Photo: Dan Goldberg; Styling: Dan Becker

Makes 1/3 cup

This recipe, originally published (in narrative form) in a 1959 issue of Sunset, was one of the first pesto recipes in the United States. Catering to modern tastes, we've reduced the 3/4 cup oil in the original to just more than 1/4 cup.
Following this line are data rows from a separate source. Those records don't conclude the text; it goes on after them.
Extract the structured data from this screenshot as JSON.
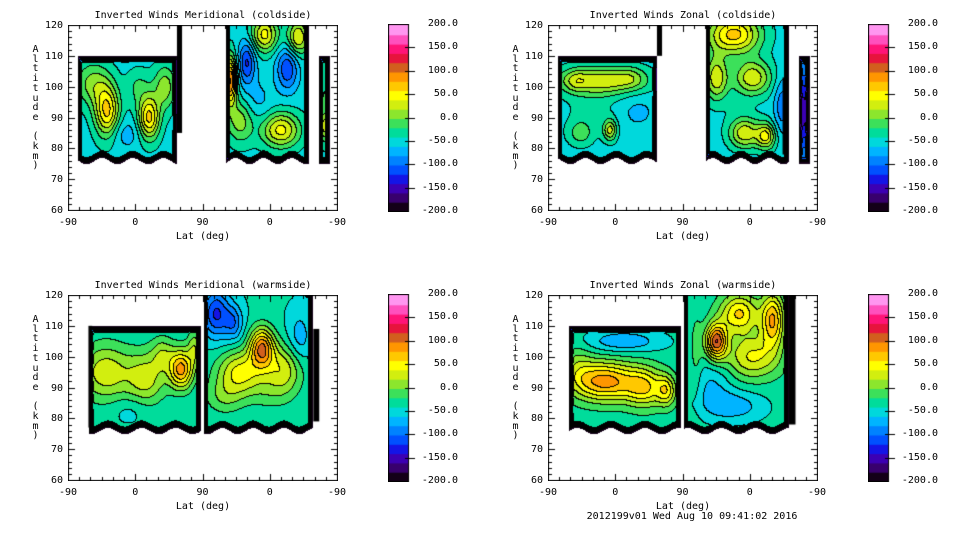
{
  "footer": {
    "timestamp": "2012199v01 Wed Aug 10 09:41:02 2016"
  },
  "colormap": {
    "min": -200,
    "max": 200,
    "step": 20,
    "colors": [
      "#140018",
      "#38006e",
      "#3c00b4",
      "#1414e6",
      "#0050ff",
      "#0082ff",
      "#00b4ff",
      "#00d8dc",
      "#00dc9b",
      "#3ce05a",
      "#8ce62d",
      "#d2ee0f",
      "#ffff00",
      "#ffc800",
      "#ff9600",
      "#d25f1e",
      "#e6143c",
      "#ff1478",
      "#ff50be",
      "#ff96f0"
    ]
  },
  "colorbar": {
    "labels": [
      "200.0",
      "150.0",
      "100.0",
      "50.0",
      "0.0",
      "-50.0",
      "-100.0",
      "-150.0",
      "-200.0"
    ]
  },
  "chart_data": [
    {
      "type": "contour",
      "title": "Inverted Winds Meridional (coldside)",
      "xlabel": "Lat (deg)",
      "ylabel": "Altitude (km)",
      "x_tick_labels": [
        "-90",
        "0",
        "90",
        "0",
        "-90"
      ],
      "y_tick_labels": [
        "120",
        "110",
        "100",
        "90",
        "80",
        "70",
        "60"
      ],
      "ylim": [
        60,
        120
      ],
      "levels": [
        -200,
        200,
        20
      ],
      "units": "m/s",
      "base": -48,
      "blocks": [
        {
          "u0": 0.035,
          "u1": 0.405,
          "a0": 76,
          "a1": 110,
          "wave": [
            1.0,
            55,
            1.0
          ],
          "bumps": [
            [
              0.145,
              92,
              0.032,
              6,
              112
            ],
            [
              0.3,
              90,
              0.028,
              5,
              115
            ],
            [
              0.09,
              101,
              0.045,
              5,
              55
            ],
            [
              0.36,
              100,
              0.03,
              5,
              60
            ],
            [
              0.21,
              85,
              0.05,
              3.5,
              -25
            ],
            [
              0.26,
              100,
              0.03,
              4,
              30
            ]
          ]
        },
        {
          "u0": 0.585,
          "u1": 0.895,
          "a0": 76,
          "a1": 120,
          "wave": [
            1.0,
            60,
            2.0
          ],
          "bumps": [
            [
              0.603,
              102,
              0.016,
              5.5,
              150
            ],
            [
              0.665,
              108,
              0.022,
              5,
              -75
            ],
            [
              0.815,
              106,
              0.028,
              5,
              -70
            ],
            [
              0.73,
              117,
              0.035,
              4,
              95
            ],
            [
              0.855,
              116,
              0.028,
              4,
              90
            ],
            [
              0.79,
              86,
              0.05,
              4,
              95
            ],
            [
              0.64,
              89,
              0.035,
              5,
              60
            ],
            [
              0.7,
              95,
              0.04,
              5,
              -20
            ]
          ]
        },
        {
          "u0": 0.932,
          "u1": 0.972,
          "a0": 75,
          "a1": 110,
          "bumps": [
            [
              0.952,
              95,
              0.015,
              9,
              30
            ],
            [
              0.953,
              87,
              0.01,
              3,
              60
            ]
          ]
        }
      ],
      "bars": [
        [
          0.405,
          0.424,
          85,
          120
        ]
      ]
    },
    {
      "type": "contour",
      "title": "Inverted Winds Zonal (coldside)",
      "xlabel": "Lat (deg)",
      "ylabel": "Altitude (km)",
      "x_tick_labels": [
        "-90",
        "0",
        "90",
        "0",
        "-90"
      ],
      "y_tick_labels": [
        "120",
        "110",
        "100",
        "90",
        "80",
        "70",
        "60"
      ],
      "ylim": [
        60,
        120
      ],
      "levels": [
        -200,
        200,
        20
      ],
      "units": "m/s",
      "base": -50,
      "blocks": [
        {
          "u0": 0.035,
          "u1": 0.405,
          "a0": 76,
          "a1": 110,
          "wave": [
            1.0,
            55,
            0.3
          ],
          "bumps": [
            [
              0.2,
              102,
              0.11,
              3.2,
              85
            ],
            [
              0.1,
              102,
              0.03,
              2.5,
              30
            ],
            [
              0.31,
              103,
              0.035,
              2.5,
              25
            ],
            [
              0.23,
              86,
              0.018,
              2.5,
              75
            ],
            [
              0.12,
              85,
              0.035,
              3,
              40
            ],
            [
              0.33,
              92,
              0.05,
              4,
              -15
            ],
            [
              0.16,
              93,
              0.07,
              5,
              15
            ]
          ]
        },
        {
          "u0": 0.585,
          "u1": 0.895,
          "a0": 76,
          "a1": 120,
          "wave": [
            1.0,
            60,
            2.6
          ],
          "bumps": [
            [
              0.69,
              117,
              0.07,
              4.5,
              118
            ],
            [
              0.625,
              103,
              0.03,
              5,
              85
            ],
            [
              0.76,
              103,
              0.05,
              4,
              85
            ],
            [
              0.73,
              85,
              0.04,
              3.5,
              85
            ],
            [
              0.81,
              84,
              0.025,
              3,
              90
            ],
            [
              0.87,
              94,
              0.02,
              6,
              -45
            ],
            [
              0.7,
              94,
              0.06,
              5,
              5
            ]
          ]
        },
        {
          "u0": 0.93,
          "u1": 0.972,
          "a0": 75,
          "a1": 110,
          "bumps": [
            [
              0.95,
              92,
              0.02,
              10,
              -100
            ]
          ]
        }
      ],
      "bars": [
        [
          0.405,
          0.424,
          110,
          120
        ],
        [
          0.872,
          0.894,
          78,
          103
        ]
      ]
    },
    {
      "type": "contour",
      "title": "Inverted Winds Meridional (warmside)",
      "xlabel": "Lat (deg)",
      "ylabel": "Altitude (km)",
      "x_tick_labels": [
        "-90",
        "0",
        "90",
        "0",
        "-90"
      ],
      "y_tick_labels": [
        "120",
        "110",
        "100",
        "90",
        "80",
        "70",
        "60"
      ],
      "ylim": [
        60,
        120
      ],
      "levels": [
        -200,
        200,
        20
      ],
      "units": "m/s",
      "base": -38,
      "blocks": [
        {
          "u0": 0.078,
          "u1": 0.492,
          "a0": 76,
          "a1": 110,
          "wave": [
            1.0,
            50,
            0.5
          ],
          "bumps": [
            [
              0.42,
              96,
              0.032,
              4.5,
              125
            ],
            [
              0.14,
              95,
              0.07,
              6.5,
              72
            ],
            [
              0.29,
              93,
              0.05,
              6,
              65
            ],
            [
              0.23,
              83,
              0.05,
              3,
              -15
            ],
            [
              0.35,
              101,
              0.03,
              4,
              45
            ],
            [
              0.47,
              103,
              0.018,
              4,
              50
            ]
          ]
        },
        {
          "u0": 0.503,
          "u1": 0.908,
          "a0": 76,
          "a1": 120,
          "wave": [
            1.0,
            55,
            1.5
          ],
          "bumps": [
            [
              0.55,
              114,
              0.035,
              5.5,
              -85
            ],
            [
              0.615,
              111,
              0.025,
              4,
              -55
            ],
            [
              0.72,
              103,
              0.032,
              4.5,
              130
            ],
            [
              0.64,
              95,
              0.06,
              5,
              85
            ],
            [
              0.8,
              96,
              0.05,
              5.5,
              70
            ],
            [
              0.86,
              106,
              0.03,
              6,
              -35
            ],
            [
              0.58,
              87,
              0.05,
              4,
              35
            ],
            [
              0.75,
              88,
              0.06,
              4,
              20
            ]
          ]
        }
      ],
      "bars": [
        [
          0.076,
          0.09,
          77,
          110
        ],
        [
          0.912,
          0.934,
          79,
          109
        ]
      ]
    },
    {
      "type": "contour",
      "title": "Inverted Winds Zonal (warmside)",
      "xlabel": "Lat (deg)",
      "ylabel": "Altitude (km)",
      "x_tick_labels": [
        "-90",
        "0",
        "90",
        "0",
        "-90"
      ],
      "y_tick_labels": [
        "120",
        "110",
        "100",
        "90",
        "80",
        "70",
        "60"
      ],
      "ylim": [
        60,
        120
      ],
      "levels": [
        -200,
        200,
        20
      ],
      "units": "m/s",
      "base": -32,
      "blocks": [
        {
          "u0": 0.078,
          "u1": 0.492,
          "a0": 76,
          "a1": 110,
          "wave": [
            1.0,
            50,
            2.5
          ],
          "bumps": [
            [
              0.21,
              92,
              0.085,
              4.5,
              122
            ],
            [
              0.36,
              90,
              0.05,
              4.5,
              80
            ],
            [
              0.44,
              89,
              0.025,
              3.5,
              70
            ],
            [
              0.28,
              105,
              0.1,
              2.5,
              -45
            ],
            [
              0.11,
              97,
              0.04,
              5,
              30
            ]
          ]
        },
        {
          "u0": 0.503,
          "u1": 0.893,
          "a0": 76,
          "a1": 120,
          "wave": [
            1.0,
            50,
            0.8
          ],
          "bumps": [
            [
              0.625,
              105,
              0.028,
              4,
              145
            ],
            [
              0.71,
              114,
              0.05,
              4.5,
              95
            ],
            [
              0.835,
              112,
              0.03,
              6,
              112
            ],
            [
              0.76,
              100,
              0.07,
              5,
              75
            ],
            [
              0.61,
              91,
              0.05,
              6,
              -30
            ],
            [
              0.69,
              84,
              0.08,
              3.5,
              -40
            ],
            [
              0.55,
              100,
              0.015,
              10,
              20
            ]
          ]
        }
      ],
      "bars": [
        [
          0.896,
          0.92,
          78,
          120
        ]
      ]
    }
  ]
}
The flavors remain true in this Italian dish.


  • 1/2 cup basil leaves
  • 4 large or 6 medium garlic cloves
  • 1/3 cup shredded romano cheese
  • 3 tablespoons pine nuts
  • 2 tablespoons minced parsley
  • 1/2 teaspoon salt
  • 1/4 cup plus 1 tbsp. extra-virgin olive oil

Nutrition Information

  • calories 76
  • caloriesfromfat 78 %
  • protein 3.1 g
  • fat 6.5 g
  • satfat 1.6 g
  • carbohydrate 2.3 g
  • fiber 0.6 g
  • sodium 278 mg
  • cholesterol 5.2 mg

How to Make It

  1. Put basil in a mortar with garlic, romano cheese, pine nuts, parsley, and salt. Pound until smooth, then add olive oil and mix until smooth. Or, whirl all ingredients in a blender.

  2. Note: Nutritional analysis is per tbsp.